Ultimately this could mean that lenders may have to wait until a buyer could be found for their loans held within the Access Accounts, or until the loans were repaid over time by the borrowers (through monthly repayments made by borrowers or by loans naturally reaching the end of their term for full repayment). The repayment of loans should continue to create some capital which would be available for withdrawal by investors regardless of market conditions being abnormal.
This is the reason that we quote the “in normal market conditions” message everywhere that we refer to Access Account withdrawal times; we can’t guarantee access times in all possible economic scenarios and we want our lenders to understand that.
To help to reduce the risk of loss, all our loans hold borrowers' assets as security. The vast majority of our loans are secured by one or more of the following: property, land, equipment, stock, machinery, debtors or other assets. So, if the borrower can't pay back the loan, we can use these assets to get back some or all of the money they owe you. It’s worth noting that the value of security can vary over the lifetime of the loan so even with loan security it is not possible to be certain that there will never be a loss.
We publish the ‘Loan to Value’ (LTV) or ‘Loan to Gross Development Value’ (LTGDV – in the case of a construction or development) on every loan. This helps to provide an indication of the loan value, versus the value of the security. You can view the full details of any security taken in the credit report.

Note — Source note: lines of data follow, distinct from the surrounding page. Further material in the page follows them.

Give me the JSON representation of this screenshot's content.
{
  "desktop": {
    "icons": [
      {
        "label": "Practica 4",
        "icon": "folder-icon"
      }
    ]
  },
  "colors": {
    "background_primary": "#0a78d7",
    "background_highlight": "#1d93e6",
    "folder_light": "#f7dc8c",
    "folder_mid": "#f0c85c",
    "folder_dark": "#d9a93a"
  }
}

For more information about how peer-to-peer lending works and the role Assetz Capital plays in it, please click below.How it works
How we assess our borrowers
Assetz Capital has a team of pro-active Relationship Directors who are happy to meet potential businesses that require funding. They are supported by a highly experienced, time served, Credit team, and between them they look to apply real world, common sense principles alongside financial metrics.
There are some key questions that we look to ask when lending:
- Do we understand the entity to whom we are asked to lend and do they have relevant experience?
- Are we secured at an appropriate level for the deal proposed?
- Can we follow the monies advanced to its intended purpose? Is the amount sufficient? And the purpose acceptable?
- Can the borrower service the repayments with sufficient headroom?
- Is the proposed exit deemed realistic and achievable?
Once in possession of this information we will decide if this is an appropriate risk to place to lenders. In the vast majority of cases we will have met the potential borrower and viewed the asset offered as security.
When considering development funding we prefer to fully fund from the outset including interest costs. The questions above will apply although equally important is whether we are building the right property for the location, and how long it will take the properties to be absorbed into the market place through sales.